A Gravel Road Too Far
It would be nice to be able to praise the Tanzanian government and President Jakaya Kikwete for dropping plans to build a road across the northern section of Serengeti National Park. The road, about 32 miles long, would have cut across one of the planet’s major migratory corridors — used by great herds of wildebeest and other animals — and one of the last of its kind on the planet.
Unfortunately, the letter announcing Tanzania’s change in plans is too ambiguous to celebrate, and it leaves the ultimate fate of Serengeti unresolved.
Tanzania now proposes to build roads right up to the edge of Serengeti. The letter, from the minister for natural resources and tourism to Unesco’s World Heritage Center, then announces that the controversial route across the park “will remain gravel road” and be managed by the Tanzanian national parks system. But such a gravel road does not now exist, since much of this section of the park is maintained as wilderness.
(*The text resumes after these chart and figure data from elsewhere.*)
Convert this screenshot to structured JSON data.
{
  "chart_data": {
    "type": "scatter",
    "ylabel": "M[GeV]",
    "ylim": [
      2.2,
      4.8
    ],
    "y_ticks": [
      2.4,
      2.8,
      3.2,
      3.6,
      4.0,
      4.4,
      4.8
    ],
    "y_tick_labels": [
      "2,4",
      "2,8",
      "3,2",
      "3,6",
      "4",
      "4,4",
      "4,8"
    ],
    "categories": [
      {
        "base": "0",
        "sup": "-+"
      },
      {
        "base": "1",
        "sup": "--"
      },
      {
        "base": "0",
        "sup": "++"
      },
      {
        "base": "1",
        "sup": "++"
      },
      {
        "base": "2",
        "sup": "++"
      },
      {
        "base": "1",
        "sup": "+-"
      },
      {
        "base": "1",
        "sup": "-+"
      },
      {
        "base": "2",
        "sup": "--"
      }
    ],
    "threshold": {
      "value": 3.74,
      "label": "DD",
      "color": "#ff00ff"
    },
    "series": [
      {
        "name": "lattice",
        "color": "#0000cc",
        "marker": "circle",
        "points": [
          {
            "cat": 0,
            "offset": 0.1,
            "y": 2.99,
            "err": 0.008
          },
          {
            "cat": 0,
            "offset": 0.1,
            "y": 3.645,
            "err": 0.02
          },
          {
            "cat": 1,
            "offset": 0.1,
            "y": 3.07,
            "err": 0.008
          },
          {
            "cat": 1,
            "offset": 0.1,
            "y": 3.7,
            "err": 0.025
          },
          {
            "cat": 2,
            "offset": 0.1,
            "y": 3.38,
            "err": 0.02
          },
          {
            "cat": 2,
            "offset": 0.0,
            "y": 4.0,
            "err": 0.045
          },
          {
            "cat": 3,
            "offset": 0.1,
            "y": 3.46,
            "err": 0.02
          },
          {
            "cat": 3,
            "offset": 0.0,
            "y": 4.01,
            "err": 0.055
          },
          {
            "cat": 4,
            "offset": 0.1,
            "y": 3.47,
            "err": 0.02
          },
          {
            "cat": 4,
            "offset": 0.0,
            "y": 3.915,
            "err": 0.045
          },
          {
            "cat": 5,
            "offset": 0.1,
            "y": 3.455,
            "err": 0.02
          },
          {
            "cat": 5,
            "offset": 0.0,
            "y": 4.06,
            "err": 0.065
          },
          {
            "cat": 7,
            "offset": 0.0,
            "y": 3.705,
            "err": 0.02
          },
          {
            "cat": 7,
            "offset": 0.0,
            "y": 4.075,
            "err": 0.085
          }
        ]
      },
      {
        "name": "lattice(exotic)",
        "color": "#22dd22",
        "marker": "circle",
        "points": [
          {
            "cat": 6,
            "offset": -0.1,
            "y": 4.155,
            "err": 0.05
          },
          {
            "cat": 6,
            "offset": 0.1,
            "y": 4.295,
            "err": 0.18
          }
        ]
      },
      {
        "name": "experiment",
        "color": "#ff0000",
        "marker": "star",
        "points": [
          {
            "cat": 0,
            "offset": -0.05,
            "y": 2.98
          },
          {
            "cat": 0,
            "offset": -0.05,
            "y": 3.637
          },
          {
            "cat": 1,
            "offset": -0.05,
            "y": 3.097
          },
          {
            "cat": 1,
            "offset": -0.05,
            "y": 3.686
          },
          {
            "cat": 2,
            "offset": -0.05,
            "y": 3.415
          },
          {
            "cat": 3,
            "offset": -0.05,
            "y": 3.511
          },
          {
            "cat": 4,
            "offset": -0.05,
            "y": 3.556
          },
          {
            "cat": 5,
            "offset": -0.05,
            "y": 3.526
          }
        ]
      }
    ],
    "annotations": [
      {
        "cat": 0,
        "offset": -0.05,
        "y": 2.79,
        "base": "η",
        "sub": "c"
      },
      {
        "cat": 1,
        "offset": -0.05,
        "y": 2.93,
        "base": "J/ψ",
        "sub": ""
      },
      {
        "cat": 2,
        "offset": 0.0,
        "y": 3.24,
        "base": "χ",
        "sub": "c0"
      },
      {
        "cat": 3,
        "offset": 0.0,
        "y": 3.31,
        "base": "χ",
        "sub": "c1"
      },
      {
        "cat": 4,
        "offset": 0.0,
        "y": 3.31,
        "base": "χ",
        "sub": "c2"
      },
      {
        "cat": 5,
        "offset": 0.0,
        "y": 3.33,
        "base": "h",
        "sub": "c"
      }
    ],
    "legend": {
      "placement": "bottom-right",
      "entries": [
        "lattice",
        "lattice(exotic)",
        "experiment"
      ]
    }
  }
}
By conceding its hopes for an asphalt road across Serengeti, Tanzania gets a gravel road by sleight of hand. In fact, it was a plan for a gravel road across the park that caused worldwide protest last year.
Serengeti lies directly on a route from Uganda to a Tanzanian port called Tanga, on the Indian Ocean. The pressure to develop this route is intense, thanks largely to mining and other extractive industries in Uganda. Tanzania has a right, of course, to pursue its economic future. A major part of its economic present is revenue from tourism, mostly related to Serengeti. It is time for the Tanzanian government to do the right thing, economically and environmentally, and declare its unequivocal commitment to protect Serengeti’s integrity.
New Jersey’s Governor, Champion of Inequality
New York’s approval of same-sex marriage was a testament to Gov. Andrew Cuomo’s political courage. In the New Jersey governor’s office, it is good sense that is in short supply on this issue.
It appears as though there are sufficient votes in the State Legislature to pass a marriage-equality bill in New Jersey — a positive change from last year when the freedom to marry was defeated in the Democratic-led State Senate. The obstacle is Gov. Chris Christie, a Republican.
“I’m not a fan of same-sex marriage,” Governor Christie said on the NBC News program “Meet the Press” on Sunday — a rather strange way of putting it. “I believe marriage should be between one man and one woman.” He vowed to veto any bill resembling the historic civil rights law that was approved in New York with help from his Democratic peer, Gov. Andrew Cuomo. Mr. Christie said the state would “continue to pursue civil unions,” a separate and inferior category of recognition that still results in inequality.
A new court fight looms. On Wednesday, a civil rights group, Lambda Legal, plans to file a lawsuit in New Jersey Superior Court with the goal of showing that civil unions fail to meet the mandate of equal legal rights and financial benefits for same-sex couples set by the State Supreme Court in a 2006 ruling. The group’s hope, which we share, is that the case leads to a ruling by New Jersey’s top court ending the exclusion of same-sex couples from marriage.
It should not take a court’s edict for lawmakers to do what is right. Governor Christie’s veto threat is no excuse for legislators to sit on their hands. The president of the State Senate, Stephen Sweeney, recently said that he had made the “biggest mistake” of his career when he withheld his support for same-sex marriage last year for timid political reasons, and at a time when a Democrat, Jon Corzine, was in the governor’s chair. He can make amends by building a veto-proof majority for the marriage bill.